Xiangya School of Medicine, Central South University, Changsha, Hunan Province, China, 410013.
Science. 2017 Mar 31;355(6332):1423-1427. doi: 10.1126/science.aaf0683. Epub 2017 Mar 9.
Programmed cell death-1 (PD-1)-targeted therapies enhance T cell responses and show efficacy in multiple cancers, but the role of costimulatory molecules in this T cell rescue remains elusive. Here, we demonstrate that the CD28/B7 costimulatory pathway is essential for effective PD-1 therapy during chronic viral infection. Conditional gene deletion showed a cell-intrinsic requirement of CD28 for CD8 T cell proliferation after PD-1 blockade. B7-costimulation was also necessary for effective PD-1 therapy in tumor-bearing mice. In addition, we found that CD8 T cells proliferating in blood after PD-1 therapy of lung cancer patients were predominantly CD28-positive. Taken together, these data demonstrate CD28-costimulation requirement for CD8 T cell rescue and suggest an important role for the CD28/B7 pathway in PD-1 therapy of cancer patients.

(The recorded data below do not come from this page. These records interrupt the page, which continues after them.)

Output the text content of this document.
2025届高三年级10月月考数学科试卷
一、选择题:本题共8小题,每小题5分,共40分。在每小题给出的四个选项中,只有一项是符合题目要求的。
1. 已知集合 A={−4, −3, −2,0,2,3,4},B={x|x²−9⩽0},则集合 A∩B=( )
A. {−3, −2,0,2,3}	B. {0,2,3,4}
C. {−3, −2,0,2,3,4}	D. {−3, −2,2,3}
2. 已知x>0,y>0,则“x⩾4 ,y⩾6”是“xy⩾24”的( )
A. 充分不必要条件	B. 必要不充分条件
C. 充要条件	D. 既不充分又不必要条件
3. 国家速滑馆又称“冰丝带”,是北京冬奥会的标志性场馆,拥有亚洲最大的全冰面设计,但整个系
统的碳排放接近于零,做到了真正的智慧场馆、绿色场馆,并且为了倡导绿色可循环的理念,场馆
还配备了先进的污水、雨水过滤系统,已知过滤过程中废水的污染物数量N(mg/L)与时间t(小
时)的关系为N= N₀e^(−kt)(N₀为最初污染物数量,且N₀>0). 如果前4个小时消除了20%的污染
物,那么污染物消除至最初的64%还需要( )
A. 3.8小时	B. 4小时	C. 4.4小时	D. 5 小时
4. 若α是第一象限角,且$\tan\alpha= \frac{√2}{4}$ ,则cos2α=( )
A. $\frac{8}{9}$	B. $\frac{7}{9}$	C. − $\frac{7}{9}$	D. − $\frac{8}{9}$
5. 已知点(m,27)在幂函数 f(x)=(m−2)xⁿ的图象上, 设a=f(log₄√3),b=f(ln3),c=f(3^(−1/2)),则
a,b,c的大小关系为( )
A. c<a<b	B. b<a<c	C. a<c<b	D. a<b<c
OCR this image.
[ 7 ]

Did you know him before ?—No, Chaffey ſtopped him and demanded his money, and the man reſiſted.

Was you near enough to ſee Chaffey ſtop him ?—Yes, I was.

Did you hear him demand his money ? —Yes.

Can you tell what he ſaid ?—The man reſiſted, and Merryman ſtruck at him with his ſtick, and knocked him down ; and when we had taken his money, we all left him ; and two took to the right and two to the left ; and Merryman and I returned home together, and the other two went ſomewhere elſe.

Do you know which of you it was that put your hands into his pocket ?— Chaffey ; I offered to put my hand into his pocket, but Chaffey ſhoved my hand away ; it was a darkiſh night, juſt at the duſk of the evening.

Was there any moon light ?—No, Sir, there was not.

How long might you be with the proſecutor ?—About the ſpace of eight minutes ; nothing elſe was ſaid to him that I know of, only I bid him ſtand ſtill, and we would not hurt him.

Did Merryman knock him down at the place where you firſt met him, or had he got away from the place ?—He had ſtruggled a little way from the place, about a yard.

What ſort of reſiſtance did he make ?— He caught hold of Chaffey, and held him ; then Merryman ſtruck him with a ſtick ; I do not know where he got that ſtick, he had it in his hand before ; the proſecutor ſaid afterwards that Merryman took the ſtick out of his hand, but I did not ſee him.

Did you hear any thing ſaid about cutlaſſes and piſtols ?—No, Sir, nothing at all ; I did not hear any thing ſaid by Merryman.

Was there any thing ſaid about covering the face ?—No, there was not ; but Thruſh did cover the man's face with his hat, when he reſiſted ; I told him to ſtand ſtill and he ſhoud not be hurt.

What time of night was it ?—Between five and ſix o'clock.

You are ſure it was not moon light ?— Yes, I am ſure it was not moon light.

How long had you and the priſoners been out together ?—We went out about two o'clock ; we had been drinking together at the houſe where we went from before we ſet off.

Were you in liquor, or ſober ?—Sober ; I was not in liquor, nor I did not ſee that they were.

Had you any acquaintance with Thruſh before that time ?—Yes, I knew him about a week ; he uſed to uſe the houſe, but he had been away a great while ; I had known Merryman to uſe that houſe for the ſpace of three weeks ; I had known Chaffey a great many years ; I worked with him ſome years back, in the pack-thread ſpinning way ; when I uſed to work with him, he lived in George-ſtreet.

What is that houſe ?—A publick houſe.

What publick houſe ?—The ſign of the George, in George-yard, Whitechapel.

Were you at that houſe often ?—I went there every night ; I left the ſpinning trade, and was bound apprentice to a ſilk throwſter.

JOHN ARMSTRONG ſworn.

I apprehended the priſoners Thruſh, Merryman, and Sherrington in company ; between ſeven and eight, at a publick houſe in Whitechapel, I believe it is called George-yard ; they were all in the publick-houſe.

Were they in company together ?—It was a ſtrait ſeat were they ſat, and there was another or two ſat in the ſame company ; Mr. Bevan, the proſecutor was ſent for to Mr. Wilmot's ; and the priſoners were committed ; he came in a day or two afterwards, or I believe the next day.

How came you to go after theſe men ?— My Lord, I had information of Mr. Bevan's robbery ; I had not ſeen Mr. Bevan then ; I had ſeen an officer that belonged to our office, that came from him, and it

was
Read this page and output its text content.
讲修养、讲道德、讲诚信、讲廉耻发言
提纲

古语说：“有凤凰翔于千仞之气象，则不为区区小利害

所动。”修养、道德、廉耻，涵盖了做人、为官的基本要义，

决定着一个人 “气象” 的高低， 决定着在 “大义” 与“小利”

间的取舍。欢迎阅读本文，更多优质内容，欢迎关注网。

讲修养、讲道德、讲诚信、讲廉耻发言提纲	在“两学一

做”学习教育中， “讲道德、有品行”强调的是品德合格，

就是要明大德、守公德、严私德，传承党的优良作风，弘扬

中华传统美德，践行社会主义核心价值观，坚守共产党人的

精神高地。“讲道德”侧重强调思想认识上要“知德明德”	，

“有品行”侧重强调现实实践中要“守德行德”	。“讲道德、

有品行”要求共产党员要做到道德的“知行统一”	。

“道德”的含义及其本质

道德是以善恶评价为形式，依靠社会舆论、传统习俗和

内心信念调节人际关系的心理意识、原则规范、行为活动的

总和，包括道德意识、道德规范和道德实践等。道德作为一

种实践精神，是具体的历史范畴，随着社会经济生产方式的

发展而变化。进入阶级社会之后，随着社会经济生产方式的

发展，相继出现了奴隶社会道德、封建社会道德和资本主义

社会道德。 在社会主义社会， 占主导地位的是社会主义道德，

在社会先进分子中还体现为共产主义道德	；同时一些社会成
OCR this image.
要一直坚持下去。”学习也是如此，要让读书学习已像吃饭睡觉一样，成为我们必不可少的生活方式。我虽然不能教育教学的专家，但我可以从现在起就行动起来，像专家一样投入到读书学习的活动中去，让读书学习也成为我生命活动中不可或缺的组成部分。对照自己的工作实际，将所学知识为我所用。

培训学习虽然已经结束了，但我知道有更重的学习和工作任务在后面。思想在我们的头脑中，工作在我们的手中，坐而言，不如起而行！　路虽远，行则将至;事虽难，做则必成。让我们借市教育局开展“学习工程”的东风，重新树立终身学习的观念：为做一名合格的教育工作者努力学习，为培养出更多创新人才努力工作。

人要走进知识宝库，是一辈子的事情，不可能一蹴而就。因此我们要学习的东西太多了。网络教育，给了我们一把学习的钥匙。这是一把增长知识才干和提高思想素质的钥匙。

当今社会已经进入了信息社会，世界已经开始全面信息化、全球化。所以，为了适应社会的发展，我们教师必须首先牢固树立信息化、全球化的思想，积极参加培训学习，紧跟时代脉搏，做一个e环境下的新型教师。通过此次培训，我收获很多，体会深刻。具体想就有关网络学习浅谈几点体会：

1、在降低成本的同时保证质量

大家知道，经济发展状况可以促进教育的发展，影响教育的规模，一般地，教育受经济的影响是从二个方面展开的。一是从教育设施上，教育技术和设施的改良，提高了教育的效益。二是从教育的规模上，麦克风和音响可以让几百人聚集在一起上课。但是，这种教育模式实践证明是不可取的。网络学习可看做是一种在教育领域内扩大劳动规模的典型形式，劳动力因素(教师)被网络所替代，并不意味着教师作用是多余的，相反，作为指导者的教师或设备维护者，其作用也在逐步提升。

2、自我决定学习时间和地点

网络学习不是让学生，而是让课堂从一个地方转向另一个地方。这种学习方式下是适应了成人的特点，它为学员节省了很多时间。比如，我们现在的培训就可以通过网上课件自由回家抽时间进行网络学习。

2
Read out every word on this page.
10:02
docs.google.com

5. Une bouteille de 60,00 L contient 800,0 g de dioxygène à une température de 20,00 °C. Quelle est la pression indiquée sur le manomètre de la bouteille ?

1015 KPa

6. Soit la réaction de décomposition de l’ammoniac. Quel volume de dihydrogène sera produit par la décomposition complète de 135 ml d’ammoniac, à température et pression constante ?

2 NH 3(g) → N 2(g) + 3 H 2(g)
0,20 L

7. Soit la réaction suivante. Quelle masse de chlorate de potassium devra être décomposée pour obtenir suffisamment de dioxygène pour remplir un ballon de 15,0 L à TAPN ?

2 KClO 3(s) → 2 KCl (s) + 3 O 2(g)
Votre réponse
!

程序性细胞死亡蛋白1(PD-1)靶向疗法可增强T细胞反应,并在多种癌症中显示出疗效,但共刺激分子在这种T细胞拯救过程中的作用仍不清楚。在此,我们证明CD28/B7共刺激途径在慢性病毒感染期间对有效的PD-1治疗至关重要。条件性基因缺失显示,PD-1阻断后CD8 T细胞增殖对CD28存在细胞内在需求。B7共刺激对于荷瘤小鼠的有效PD-1治疗也是必需的。此外,我们发现肺癌患者接受PD-1治疗后血液中增殖的CD8 T细胞主要为CD28阳性。综上所述,这些数据证明了CD8 T细胞拯救需要CD28共刺激,并提示CD28/B7途径在癌症患者的PD-1治疗中具有重要作用。